With the city’s Planning Commission considering revisions to the Berkeley’s Wireless Telecommunication Ordinance in response to a recent federal appeals court decision, the council re-entered the cellphone antennae facility battles with a bang in November, considering citizen appeals from the Zoning Adjustments Board over granting permits for two new antennae facilities.  

The discussions of the two appeals, which spread over several meetings in November and into December, sparked a running debate between two Councilmembers, Max Anderson (an antennae facility opponent) and Gordon Wozniak (who supports expansion of the facilities). Most of the councilmembers expressed frustration that the federal Telecommunications Act prevented any consideration of the possible health effects of increased cellphone antennae facility construction. 
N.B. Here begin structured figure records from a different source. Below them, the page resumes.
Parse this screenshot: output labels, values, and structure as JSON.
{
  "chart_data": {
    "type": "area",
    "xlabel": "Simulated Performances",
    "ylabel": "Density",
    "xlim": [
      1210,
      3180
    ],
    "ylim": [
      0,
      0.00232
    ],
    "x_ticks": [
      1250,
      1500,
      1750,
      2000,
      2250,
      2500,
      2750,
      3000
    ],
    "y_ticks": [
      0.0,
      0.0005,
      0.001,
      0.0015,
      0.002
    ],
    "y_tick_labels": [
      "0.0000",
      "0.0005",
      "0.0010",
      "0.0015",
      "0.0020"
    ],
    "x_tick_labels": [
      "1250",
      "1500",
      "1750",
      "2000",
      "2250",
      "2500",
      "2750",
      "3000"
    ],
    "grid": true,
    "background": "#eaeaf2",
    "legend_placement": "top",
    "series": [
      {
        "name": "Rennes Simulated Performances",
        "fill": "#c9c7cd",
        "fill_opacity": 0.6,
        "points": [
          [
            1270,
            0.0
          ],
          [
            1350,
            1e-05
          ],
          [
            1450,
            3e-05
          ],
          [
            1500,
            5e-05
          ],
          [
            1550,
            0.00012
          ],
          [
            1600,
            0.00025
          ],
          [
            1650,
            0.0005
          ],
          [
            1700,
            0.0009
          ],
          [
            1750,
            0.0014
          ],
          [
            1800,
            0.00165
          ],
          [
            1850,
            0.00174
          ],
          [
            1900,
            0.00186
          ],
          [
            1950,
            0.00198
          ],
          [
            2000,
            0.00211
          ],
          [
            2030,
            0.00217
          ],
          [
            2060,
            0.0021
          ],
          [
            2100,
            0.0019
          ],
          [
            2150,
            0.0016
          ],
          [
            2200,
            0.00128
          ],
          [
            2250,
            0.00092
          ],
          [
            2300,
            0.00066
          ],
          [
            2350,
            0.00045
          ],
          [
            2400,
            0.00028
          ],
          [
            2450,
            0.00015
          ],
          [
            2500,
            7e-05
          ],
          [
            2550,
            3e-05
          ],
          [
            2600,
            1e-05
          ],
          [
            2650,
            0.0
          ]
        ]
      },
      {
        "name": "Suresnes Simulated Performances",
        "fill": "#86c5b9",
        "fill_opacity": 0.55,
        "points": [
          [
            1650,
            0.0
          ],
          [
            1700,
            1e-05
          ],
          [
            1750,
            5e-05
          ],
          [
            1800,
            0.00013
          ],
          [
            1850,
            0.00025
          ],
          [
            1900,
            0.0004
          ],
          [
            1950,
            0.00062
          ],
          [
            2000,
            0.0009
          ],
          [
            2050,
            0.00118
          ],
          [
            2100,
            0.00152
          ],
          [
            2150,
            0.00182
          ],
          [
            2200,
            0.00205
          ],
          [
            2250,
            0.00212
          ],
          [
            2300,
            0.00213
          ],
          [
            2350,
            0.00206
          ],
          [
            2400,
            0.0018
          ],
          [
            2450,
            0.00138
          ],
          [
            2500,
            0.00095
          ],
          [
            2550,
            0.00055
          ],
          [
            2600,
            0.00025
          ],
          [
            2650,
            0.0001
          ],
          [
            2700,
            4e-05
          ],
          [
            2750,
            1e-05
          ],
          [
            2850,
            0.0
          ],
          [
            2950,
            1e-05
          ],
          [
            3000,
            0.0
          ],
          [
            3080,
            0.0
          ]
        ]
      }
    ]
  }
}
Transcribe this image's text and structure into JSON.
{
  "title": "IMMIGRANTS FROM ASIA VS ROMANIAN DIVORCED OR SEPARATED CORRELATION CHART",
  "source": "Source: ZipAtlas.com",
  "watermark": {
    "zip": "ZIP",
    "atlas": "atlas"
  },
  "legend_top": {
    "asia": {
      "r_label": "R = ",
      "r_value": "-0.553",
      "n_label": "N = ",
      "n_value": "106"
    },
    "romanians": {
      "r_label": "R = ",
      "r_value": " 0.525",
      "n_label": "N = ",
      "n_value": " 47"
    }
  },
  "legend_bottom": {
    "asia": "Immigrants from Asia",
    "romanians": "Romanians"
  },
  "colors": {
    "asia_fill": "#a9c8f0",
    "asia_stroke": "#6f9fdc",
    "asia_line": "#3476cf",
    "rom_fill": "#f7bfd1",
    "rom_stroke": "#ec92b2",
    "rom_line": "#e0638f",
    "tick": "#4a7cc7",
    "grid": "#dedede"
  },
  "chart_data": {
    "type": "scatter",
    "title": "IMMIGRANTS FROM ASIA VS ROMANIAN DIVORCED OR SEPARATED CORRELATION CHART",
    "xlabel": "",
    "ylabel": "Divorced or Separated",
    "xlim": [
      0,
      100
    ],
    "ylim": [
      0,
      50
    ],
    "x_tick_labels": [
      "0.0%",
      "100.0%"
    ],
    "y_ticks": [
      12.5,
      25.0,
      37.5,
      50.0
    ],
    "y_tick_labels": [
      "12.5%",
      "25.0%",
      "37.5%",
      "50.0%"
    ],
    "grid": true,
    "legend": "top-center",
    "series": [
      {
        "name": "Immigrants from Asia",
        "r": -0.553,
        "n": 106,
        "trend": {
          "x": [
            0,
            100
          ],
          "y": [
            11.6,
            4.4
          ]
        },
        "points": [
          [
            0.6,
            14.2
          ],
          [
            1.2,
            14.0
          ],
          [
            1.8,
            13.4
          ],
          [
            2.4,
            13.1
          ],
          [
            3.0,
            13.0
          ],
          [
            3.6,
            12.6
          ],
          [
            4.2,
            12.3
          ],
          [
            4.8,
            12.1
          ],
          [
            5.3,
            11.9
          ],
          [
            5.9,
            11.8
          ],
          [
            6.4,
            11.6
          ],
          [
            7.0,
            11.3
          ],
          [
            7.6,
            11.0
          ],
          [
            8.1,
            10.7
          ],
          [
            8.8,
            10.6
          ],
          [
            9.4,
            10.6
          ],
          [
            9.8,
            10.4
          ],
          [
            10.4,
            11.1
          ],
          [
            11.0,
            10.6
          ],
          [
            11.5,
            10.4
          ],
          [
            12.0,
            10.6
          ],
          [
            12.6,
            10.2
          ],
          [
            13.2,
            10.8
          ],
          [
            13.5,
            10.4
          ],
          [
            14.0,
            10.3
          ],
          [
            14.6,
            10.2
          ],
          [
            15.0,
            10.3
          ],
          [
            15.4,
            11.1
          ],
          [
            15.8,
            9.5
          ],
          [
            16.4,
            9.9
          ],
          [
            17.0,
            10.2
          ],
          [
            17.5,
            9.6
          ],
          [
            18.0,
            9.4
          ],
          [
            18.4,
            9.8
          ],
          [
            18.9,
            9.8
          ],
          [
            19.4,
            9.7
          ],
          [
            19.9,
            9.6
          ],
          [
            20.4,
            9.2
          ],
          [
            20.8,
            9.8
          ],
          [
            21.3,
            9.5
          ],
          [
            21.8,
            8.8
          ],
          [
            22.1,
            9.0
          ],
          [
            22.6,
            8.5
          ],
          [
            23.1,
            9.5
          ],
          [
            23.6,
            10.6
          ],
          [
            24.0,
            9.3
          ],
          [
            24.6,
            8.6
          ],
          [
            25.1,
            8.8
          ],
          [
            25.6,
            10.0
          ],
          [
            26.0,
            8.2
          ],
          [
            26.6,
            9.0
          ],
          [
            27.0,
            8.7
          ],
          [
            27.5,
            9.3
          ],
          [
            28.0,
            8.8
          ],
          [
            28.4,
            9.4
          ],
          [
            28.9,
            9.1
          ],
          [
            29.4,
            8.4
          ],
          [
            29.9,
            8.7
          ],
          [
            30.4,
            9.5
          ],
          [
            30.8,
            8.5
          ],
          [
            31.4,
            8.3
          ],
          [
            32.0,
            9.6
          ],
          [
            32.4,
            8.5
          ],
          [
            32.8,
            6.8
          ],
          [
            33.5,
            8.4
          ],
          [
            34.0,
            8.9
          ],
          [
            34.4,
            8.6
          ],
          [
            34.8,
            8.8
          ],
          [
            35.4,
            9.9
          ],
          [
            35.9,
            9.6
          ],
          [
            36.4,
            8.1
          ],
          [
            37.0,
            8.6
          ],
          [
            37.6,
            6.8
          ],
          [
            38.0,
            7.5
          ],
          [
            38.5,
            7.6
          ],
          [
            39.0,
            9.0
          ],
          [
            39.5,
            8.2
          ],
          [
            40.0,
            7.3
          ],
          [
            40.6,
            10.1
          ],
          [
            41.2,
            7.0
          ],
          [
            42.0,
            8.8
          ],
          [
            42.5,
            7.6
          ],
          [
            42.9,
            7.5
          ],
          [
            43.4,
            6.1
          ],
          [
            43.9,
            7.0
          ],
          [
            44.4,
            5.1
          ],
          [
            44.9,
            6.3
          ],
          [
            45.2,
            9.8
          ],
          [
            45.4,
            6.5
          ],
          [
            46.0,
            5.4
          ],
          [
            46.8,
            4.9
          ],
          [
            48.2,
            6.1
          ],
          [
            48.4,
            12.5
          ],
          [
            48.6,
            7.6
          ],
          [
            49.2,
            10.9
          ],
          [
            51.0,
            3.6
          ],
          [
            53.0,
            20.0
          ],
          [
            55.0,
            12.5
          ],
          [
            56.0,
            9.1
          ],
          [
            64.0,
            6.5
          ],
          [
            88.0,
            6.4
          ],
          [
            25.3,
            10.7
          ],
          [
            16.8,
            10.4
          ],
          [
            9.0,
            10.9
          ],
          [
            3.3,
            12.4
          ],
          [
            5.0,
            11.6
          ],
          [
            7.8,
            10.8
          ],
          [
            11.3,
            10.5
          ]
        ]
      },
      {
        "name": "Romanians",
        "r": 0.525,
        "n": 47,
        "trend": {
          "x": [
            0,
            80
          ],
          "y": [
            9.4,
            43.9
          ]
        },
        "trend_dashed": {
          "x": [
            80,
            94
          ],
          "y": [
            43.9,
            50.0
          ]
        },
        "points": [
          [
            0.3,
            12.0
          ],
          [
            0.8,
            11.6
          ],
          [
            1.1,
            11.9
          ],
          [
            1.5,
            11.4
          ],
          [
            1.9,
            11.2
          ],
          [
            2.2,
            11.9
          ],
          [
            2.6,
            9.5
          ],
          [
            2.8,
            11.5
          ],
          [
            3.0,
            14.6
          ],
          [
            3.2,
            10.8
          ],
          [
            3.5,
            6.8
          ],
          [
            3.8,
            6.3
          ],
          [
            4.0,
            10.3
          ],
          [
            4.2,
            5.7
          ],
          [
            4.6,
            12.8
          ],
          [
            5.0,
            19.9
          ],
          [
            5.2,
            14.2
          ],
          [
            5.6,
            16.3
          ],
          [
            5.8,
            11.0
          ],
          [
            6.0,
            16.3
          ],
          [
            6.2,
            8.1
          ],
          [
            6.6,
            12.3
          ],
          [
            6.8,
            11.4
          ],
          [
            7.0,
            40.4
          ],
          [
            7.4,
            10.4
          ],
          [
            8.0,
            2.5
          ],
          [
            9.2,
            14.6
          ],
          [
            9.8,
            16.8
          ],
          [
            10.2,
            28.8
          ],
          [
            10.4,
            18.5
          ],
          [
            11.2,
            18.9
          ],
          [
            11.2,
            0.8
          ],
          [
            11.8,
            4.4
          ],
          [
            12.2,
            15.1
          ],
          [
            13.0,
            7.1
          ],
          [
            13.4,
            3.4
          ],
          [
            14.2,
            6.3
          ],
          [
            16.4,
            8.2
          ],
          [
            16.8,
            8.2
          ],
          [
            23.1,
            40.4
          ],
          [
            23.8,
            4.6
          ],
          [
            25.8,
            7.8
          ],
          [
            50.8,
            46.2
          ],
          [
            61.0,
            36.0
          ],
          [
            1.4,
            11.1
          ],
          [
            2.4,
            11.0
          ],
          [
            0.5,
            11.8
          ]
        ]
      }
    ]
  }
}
The council also said goodbye to the retiring 88-year-old Olds, who was participating in her last meeting of the council, in which she had served for the last 16 years. She entered the meeting to a standing ovation from a packed council chambers and cheers of “Yay, Betty!” A mayoral proclamation set aside the day in her honor, and a long string of friends and constituents—as well as councilmembers—came to the microphone to pay tribute and to repeat their favorite “Bettyisms,” the prickly, pithy (and sometimes earthy) remarks for which Olds was famous. Olds herself was allowed to gavel her final meeting to a close, saying that she was “sad to be leaving.”  

She showed up at the first council meeting in December as a private citizen, with one friend joking with her that “now you can leave early, if you want.” She did. 

 

December 

The council went back to a favorite issue in December—international affairs—approving a resolution calling for federal prosecution of UC Berkeley Boalt Hall Law Professor John Yoo for supporting torture by the Bush administration. 

Meanwhile, the council got predictably gloomy economic news from City Manager Kamlarz. The economic downturn has caused a $2 million downward projection in general fund revenues for the current fiscal year with the city’s largest revenue producers—restaurants and car sales—particularly hard hit by the recession.  

But with the state legislature meeting to close a projected multi-billion dollar gap in the ’08-09 state budget—and with a certainty that state cutbacks to local governments were in store in the upcoming ‘09-10 budget as well—there was certainty at the end of the year that the worst of the recession’s effects were yet to be felt.